The Housatonic sank in shallow waters and many of the crew climbed up its rigging to wait for help. The first ship on the scene was the USS Canandaigua. During the subsequent Union inquiry into the Housatonic’s loss, one of its survivors, Robert Fleming, offered the following testimony:
“…while I was in the fore-rigging, I saw a blue light on the water just ahead of the Canandaigua and on the starboard quarter of the Housatonic.”
Blue lights were the Hunley’s signal to shore that her mission was successful. Fleming’s testimony suggests the Hunley did indeed survive the mission.
However, if the Canandaigua was moving quickly to get to the scene, she could have clipped the Hunley in passing. The impact created may have been undetectable by the Canandaigua’s crew, but deadly to the Hunley.

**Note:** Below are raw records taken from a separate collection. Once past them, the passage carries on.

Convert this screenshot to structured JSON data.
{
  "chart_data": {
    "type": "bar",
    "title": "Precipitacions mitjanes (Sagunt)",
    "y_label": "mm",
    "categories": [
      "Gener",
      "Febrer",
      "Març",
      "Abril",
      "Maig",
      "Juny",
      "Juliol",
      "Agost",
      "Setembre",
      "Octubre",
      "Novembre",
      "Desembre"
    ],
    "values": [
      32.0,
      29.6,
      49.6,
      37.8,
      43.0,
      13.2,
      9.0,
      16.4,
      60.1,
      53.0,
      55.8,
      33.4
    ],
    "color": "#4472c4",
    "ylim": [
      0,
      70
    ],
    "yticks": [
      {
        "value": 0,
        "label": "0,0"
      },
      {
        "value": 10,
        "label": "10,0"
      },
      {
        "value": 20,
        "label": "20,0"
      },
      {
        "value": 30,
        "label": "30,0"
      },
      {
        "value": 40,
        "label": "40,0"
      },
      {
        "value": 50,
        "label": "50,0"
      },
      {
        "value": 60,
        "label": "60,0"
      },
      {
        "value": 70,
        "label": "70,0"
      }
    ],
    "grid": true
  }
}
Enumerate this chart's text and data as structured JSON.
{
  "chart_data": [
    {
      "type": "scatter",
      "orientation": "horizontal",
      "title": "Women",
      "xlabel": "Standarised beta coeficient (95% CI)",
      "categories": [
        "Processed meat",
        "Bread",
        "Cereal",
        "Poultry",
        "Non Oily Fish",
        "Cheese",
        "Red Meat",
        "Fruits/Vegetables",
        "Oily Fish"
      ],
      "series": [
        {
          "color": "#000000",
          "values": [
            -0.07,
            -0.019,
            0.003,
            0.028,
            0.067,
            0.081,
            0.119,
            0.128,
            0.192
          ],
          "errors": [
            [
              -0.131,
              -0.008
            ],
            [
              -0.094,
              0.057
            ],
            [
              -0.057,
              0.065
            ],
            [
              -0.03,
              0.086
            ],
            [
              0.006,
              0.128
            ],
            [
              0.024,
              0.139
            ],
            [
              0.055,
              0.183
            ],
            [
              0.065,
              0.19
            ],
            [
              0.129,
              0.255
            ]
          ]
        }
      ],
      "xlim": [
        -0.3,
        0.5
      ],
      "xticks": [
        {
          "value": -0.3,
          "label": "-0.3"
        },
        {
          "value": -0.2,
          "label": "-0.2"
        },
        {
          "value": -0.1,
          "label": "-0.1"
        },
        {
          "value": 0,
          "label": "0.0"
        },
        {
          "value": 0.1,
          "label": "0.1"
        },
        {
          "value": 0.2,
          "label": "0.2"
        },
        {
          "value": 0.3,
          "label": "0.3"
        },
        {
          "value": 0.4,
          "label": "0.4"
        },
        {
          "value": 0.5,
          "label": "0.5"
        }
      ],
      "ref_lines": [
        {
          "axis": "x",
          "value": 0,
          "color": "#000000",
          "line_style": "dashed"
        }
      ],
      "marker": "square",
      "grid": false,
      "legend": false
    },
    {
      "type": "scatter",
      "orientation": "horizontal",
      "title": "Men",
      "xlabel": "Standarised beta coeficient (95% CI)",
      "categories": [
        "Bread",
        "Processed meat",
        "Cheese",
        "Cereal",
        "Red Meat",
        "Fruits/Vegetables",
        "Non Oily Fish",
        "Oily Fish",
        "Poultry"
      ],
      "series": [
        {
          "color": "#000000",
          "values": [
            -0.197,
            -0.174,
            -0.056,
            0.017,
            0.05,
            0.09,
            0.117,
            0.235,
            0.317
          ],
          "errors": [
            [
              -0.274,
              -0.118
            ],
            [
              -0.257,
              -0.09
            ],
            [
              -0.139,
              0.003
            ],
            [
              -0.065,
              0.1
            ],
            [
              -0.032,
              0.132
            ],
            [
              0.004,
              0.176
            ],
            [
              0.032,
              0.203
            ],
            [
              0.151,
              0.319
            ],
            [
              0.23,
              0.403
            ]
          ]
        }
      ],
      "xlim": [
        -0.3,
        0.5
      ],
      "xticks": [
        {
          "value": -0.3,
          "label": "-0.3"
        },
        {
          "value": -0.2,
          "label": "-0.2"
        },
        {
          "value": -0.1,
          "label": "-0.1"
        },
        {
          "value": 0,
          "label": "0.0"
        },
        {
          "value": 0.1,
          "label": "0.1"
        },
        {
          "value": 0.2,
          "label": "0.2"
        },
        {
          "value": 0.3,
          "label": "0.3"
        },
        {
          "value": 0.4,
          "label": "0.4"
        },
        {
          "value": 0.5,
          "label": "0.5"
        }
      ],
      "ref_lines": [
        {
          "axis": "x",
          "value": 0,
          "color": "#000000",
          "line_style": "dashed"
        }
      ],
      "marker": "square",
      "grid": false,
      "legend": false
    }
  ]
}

The damage could have caused the Hunley to take on water or else to lose balance and tumble to her demise.
After seeing the surprise explosion, all the Union ships blockading Charleston Harbor hurriedly moved in to rescue survivors. The massive movement of ships would have created large wakes, adding tremendous volume to the already choppy waters off the coast of Charleston. The water displacement could have been hazardous for the Hunley.
If Dixon opened the forward hatch to replenish oxygen or to display the blue light signal, a large swell or wave could have swamped the vessel. With too much water onboard, the submarine could have been thrown off kilter or lost buoyancy.